First, we simulated voxel time courses with known tuning properties similar to how we built the design matrix for the actual modeling pipeline. To do so, we built the vHD kernels reflecting the desired tuning profile and then computed the corresponding time course based on the actually observed vHD of a randomly chosen sample participant. This has several key advantages over simulating completely random time courses, because it captures the natural dependencies and correlations between different directions and how these are sampled over time. Note, however, that the choice of participant does not change these results presented here. For each voxel, we simulated all five scanning runs.

We built simulated time courses (Supplementary Fig. 4A) for the assumed encoding of one random direction (unimodal model), two random directions (bimodal model), and randomly many random directions (random model) for each of the eight tuning width levels tested.

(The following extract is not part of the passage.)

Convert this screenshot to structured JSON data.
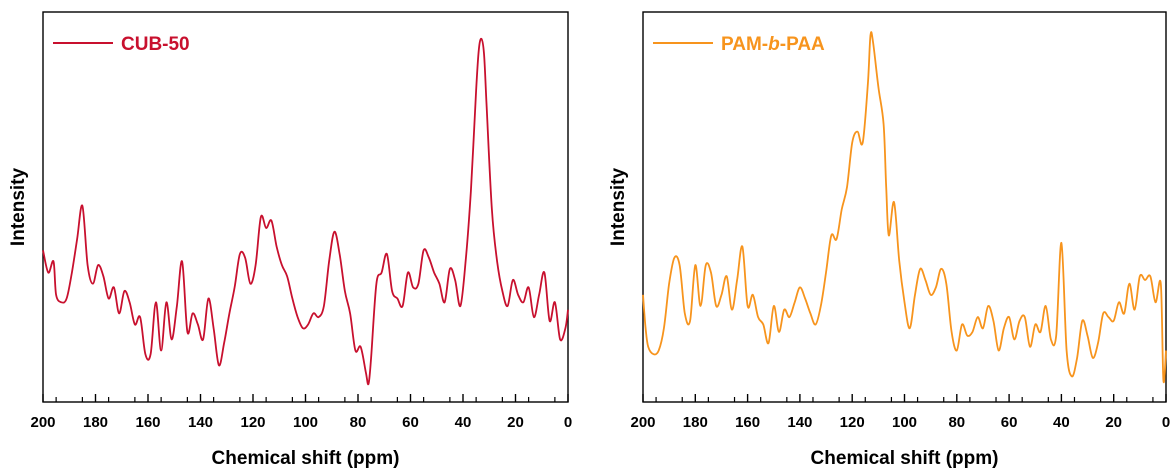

The random numbers were sampled from a uniform distribution. Next, we added various degrees of Gaussian noise to these time courses ranging between one and ten standard deviations of the signal time course. For each of these noise levels and tuning widths, we simulated a total of 2500 voxels, approximating a typical ROI size in our data (see “Methods”). This resulted in 2500 unimodally tuned voxels for each of the 10 noise levels and each of the 8 different tuning widths for five simulated scanning runs; another 2500 bimodally tuned voxels and another 2500 randomly tuned voxels with equal noise, width levels, and runs.

Next, we ran the full encoding model pipeline as described in the paper on these simulated time courses and assessed model performance (i.e., the Pearson correlation between the observed and predicted (simulated) time course). We predicted to see that the kernel width that served as the basis for the simulated time course would also lead to the best model performance when tested. To test this, we averaged the model performance across voxels like in the actual fMRI analysis.

We observed that, unsurprisingly, increasing noise had a detrimental effect on model performance (Supplementary Fig. 4B). However, because our framework solely relies on the comparison between different kernel sizes within each noise level, we normalized the effect of noise on model performance for visualization. Interestingly, kernels smaller than the true kernel tended to lead to better model performance than kernels larger than the true kernel (Supplementary Fig. 4C). This likely arises from the fact that larger kernels can be approximated by smaller, but not easily by even larger ones. With increasing noise, the benefit of the smaller kernels vanished, possibly related to stronger overfitting to the noise. Note that in our imaging data, there was also no correlation between tSNR and model performance (Supplementary Fig. 3D).

Most importantly, and despite the partial benefits of smaller over larger kernels, the true kernel won over both smaller and larger kernels in all cases, independent of noise level or assumed tuning profile. As predicted, the true kernel width therefore always resulted in the best model prediction, at least when averaged across voxels (Supplementary Fig. 4C). In our main analyses, this averaging is done across voxels of an ROI, or by smoothing for the whole-brain group analyses (not the same as averaging but having a similar effect). In sum, the above-described simulations demonstrate that our behavioral encoding model framework uncovers the true underlying fMRI tuning robustly even in the presence of noise and independent of the actual tuning profile (unimodal, bimodal, or random).

Reporting summary

Further information on research design is available in the Nature Research Reporting Summary linked to this article.